Si l’emploi des phtalates, parabènes et autres substances utilisées dans les plastiques et les cosmétiques et soupçonnées de nuire à la fertilité masculine et/ou de provoquer des tumeurs du sein est désormais strictement réglementé dans l’hexagone, nous sommes quotidiennement exposés à quantité d’autres « perturbateurs endocriniens ». Ces fameux perturbateurs modifient la production ou l’action d’hormones qui régulent le système endocrinien avec, entre autres méfaits, une baisse de la fertilité, des altérations de la fonction reproductrice et des troubles de la croissance au sein de presque toutes les familles animales. Cela se traduit par des anomalies anatomiques, reproductives, immunologiques et même comportementales. Des mollusques femelles, particulièrement sensibles à la contamination de leur environnement aquatique car très mal équipés pour éliminer les polluants chimiques, se virilisent au contact du tributylétain (TBT), un composant des peintures pour carènes de bateaux. Et dans les années 1970, les phoques gris de la Baltique ont failli s’éteindre, empoisonnés par le DDT (un insecticide) et le PCB (traitement pour les arbres) qui les rendait stériles.
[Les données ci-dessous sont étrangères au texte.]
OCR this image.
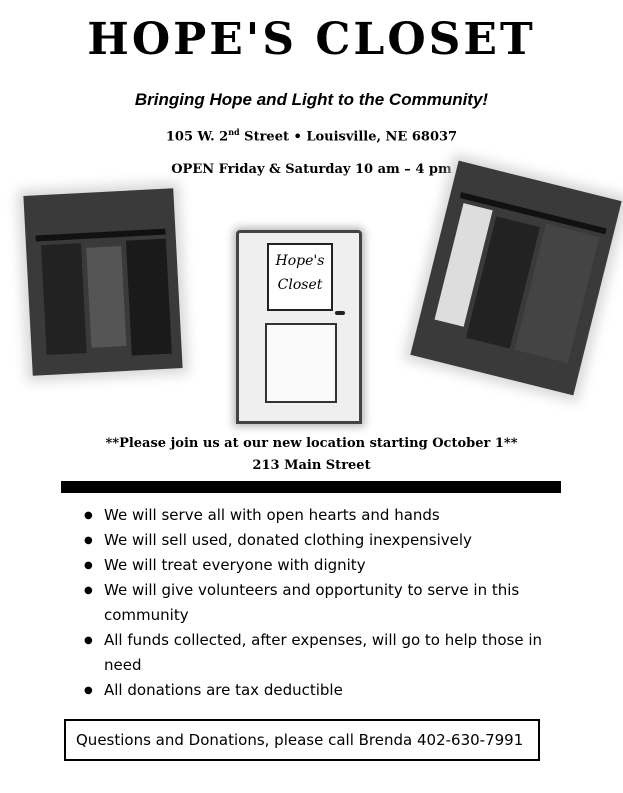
HOPE'S CLOSET
Bringing Hope and Light to the Community!
105 W. 2nd Street • Louisville, NE 68037
OPEN Friday & Saturday 10 am – 4 pm
Hope's
Closet
**Please join us at our new location starting October 1**
213 Main Street
● We will serve all with open hearts and hands
● We will sell used, donated clothing inexpensively
● We will treat everyone with dignity
● We will give volunteers and opportunity to serve in this community
● All funds collected, after expenses, will go to help those in need
● All donations are tax deductible
Questions and Donations, please call Brenda 402-630-7991
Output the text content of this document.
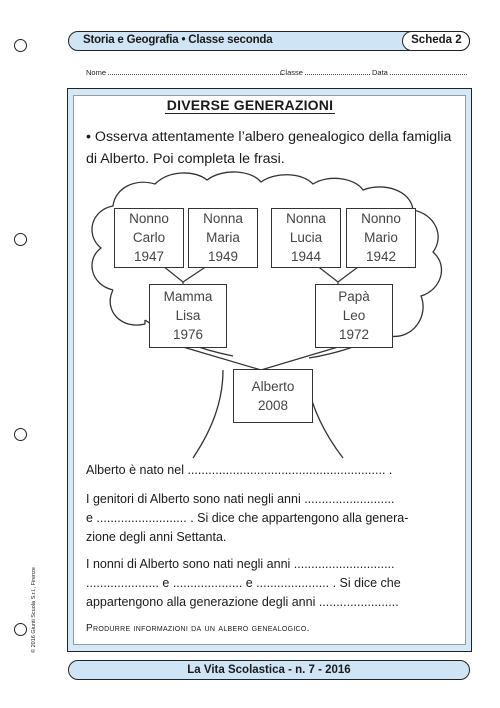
Storia e Geografia • Classe seconda	Scheda 2
Nome	Classe	Data
DIVERSE GENERAZIONI
• Osserva attentamente l’albero genealogico della famiglia di Alberto. Poi completa le frasi.
Nonno
Carlo
1947
Nonna
Maria
1949
Nonna
Lucia
1944
Nonno
Mario
1942
Mamma
Lisa
1976
Papà
Leo
1972
Alberto
2008
Alberto è nato nel ......................................................... .
I genitori di Alberto sono nati negli anni ..........................
e .......................... . Si dice che appartengono alla genera-
zione degli anni Settanta.
I nonni di Alberto sono nati negli anni .............................
..................... e .................... e ..................... . Si dice che
appartengono alla generazione degli anni .......................
Produrre informazioni da un albero genealogico.
© 2016 Giunti Scuola S.r.l., Firenze
La Vita Scolastica - n. 7 - 2016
Quant aux gardons de nos rivières, exposés à des rejets de stéroïdes œstrogènes, ils tendent vers l’hermaphrodisme avec un tiers des mâles collectés par des chercheurs britanniques présentant un phénotype intermédiaire entre mâle et femelle et leurs spermatozoïdes perdent entre 50 et 75 % de leur mobilité… Notre planète tout entière est menacée car les contaminations se disséminent au gré des courants marins. Même les truites des îles Kerguelen, à des milliers de kilomètres de toute zone agricole ou industrielle, présentent une contamination aux organochlorés (PCB) comparable à celle observée chez les anguilles de Camargue, dans le delta du Rhône ! Et les humains ne sont pas épargnés.
Vivre plus longtemps, mais dans quel état ?
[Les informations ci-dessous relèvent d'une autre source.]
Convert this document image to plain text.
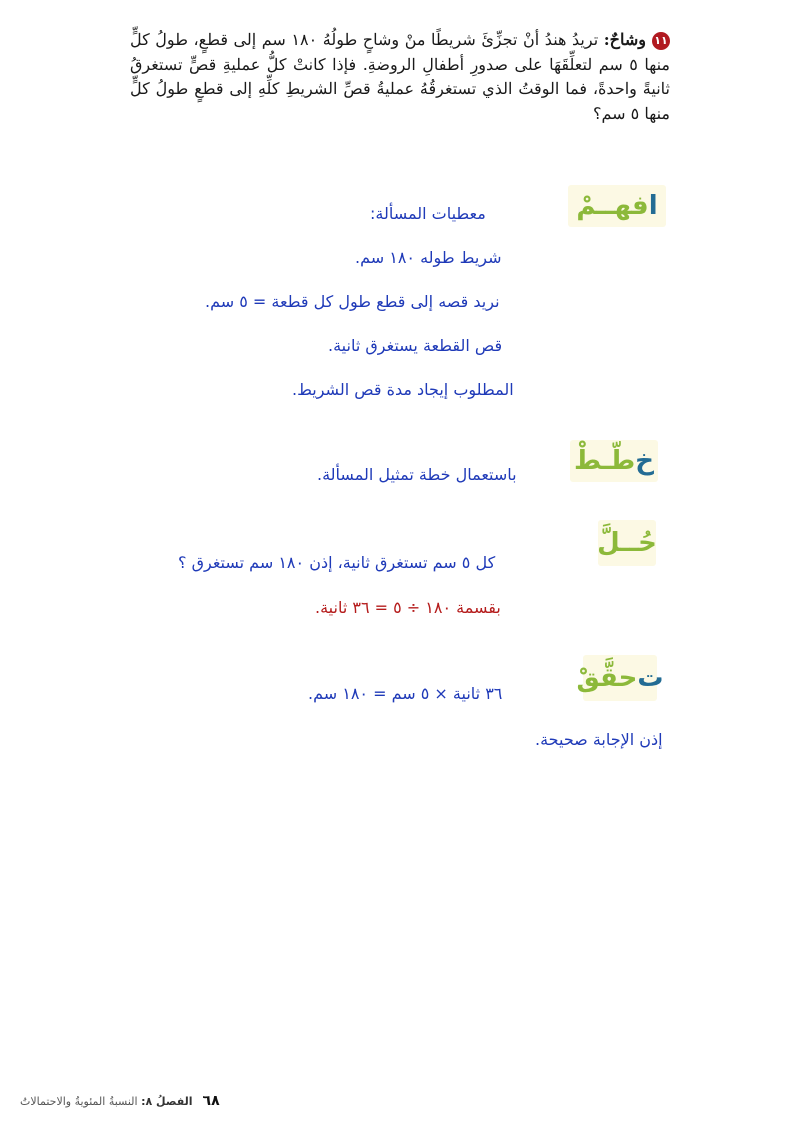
١١وشاحٌ: تريدُ هندُ أنْ تجزِّئَ شريطًا منْ وشاحٍ طولُهُ ١٨٠ سم إلى قطعٍ، طولُ كلٍّ منها ٥ سم لتعلِّقَهَا على صدورِ أطفالِ الروضةِ. فإذا كانتْ كلُّ عمليةِ قصٍّ تستغرقُ ثانيةً واحدةً، فما الوقتُ الذي تستغرقُهُ عمليةُ قصِّ الشريطِ كلِّهِ إلى قطعٍ طولُ كلٍّ منها ٥ سم؟
ا
فهــمْ
معطيات المسألة:
شريط طوله ١٨٠ سم.
نريد قصه إلى قطع طول كل قطعة = ٥ سم.
قص القطعة يستغرق ثانية.
المطلوب إيجاد مدة قص الشريط.
خ
طّـطْ
باستعمال خطة تمثيل المسألة.
حُــلَّ
كل ٥ سم تستغرق ثانية، إذن ١٨٠ سم تستغرق ؟
بقسمة ١٨٠ ÷ ٥ = ٣٦ ثانية.
ت
حقَّقْ
٣٦ ثانية × ٥ سم = ١٨٠ سم.
إذن الإجابة صحيحة.
٦٨الفصلُ ٨: النسبةُ المئويةُ والاحتمالاتُ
Tout ceci explique sans doute la baisse de l’espérance de vie en bonne santé récemment annoncée par l’Institut national des études démographiques (Ined). Si la France demeure parmi les pays champions en termes d’espérance de vie féminine (85,3 ans en 2010 et 78,2 ans pour les hommes), l’« espérance de vie sans incapacité » (EVSI), c’est-à-dire l’espérance de vie en bonne santé, connaît pour sa part un léger recul. Elle est passée de 62,7 ans à 61,9 ans entre 2008 et 2010 pour les hommes et de 64,6 ans à 63,5 ans pour les femmes. Une tendance constante depuis 2006, d’ailleurs observée dans presque toute l’Europe.
De là à penser que c’est l’évolution de notre mode de vie et de nos habitudes alimentaires qui est en cause, il y a un pas que certains n’hésitent pas à franchir. Les tenants du « régime paléolithique », né dans les années 1970 et popularisé depuis par divers diététiciens et anthropologues anglo-saxons, vont jusqu’à prétendre que notre génome n’ayant guère évolué, à quelques détails près, depuis l’apparition de l’homme de Cro-Magnon, revenir quelque 40 000 ans en arrière en termes de régime alimentaire devrait nous permettre de retrouver la sveltesse de nos aïeux chasseurs-cueilleurs, ainsi qu’une santé de fer, et nous préserver des maladies dites « de civilisation » telles que l’hypertension, le diabète, les troubles cardiovasculaires, l’obésité, etc. Malheureusement, on ne saurait imputer des maux liés à des bouleversements très récents de notre mode de vie (quelques décennies) à la sédentarisation et aux changements d’alimentation consécutifs au développement de l’agriculture et de l’élevage voici plus de dix millénaires ! Cela revient en outre à nier tout le volet épigénétique de notre adaptation grâce auquel nous avons pu prospérer dans des conditions environnementales variées.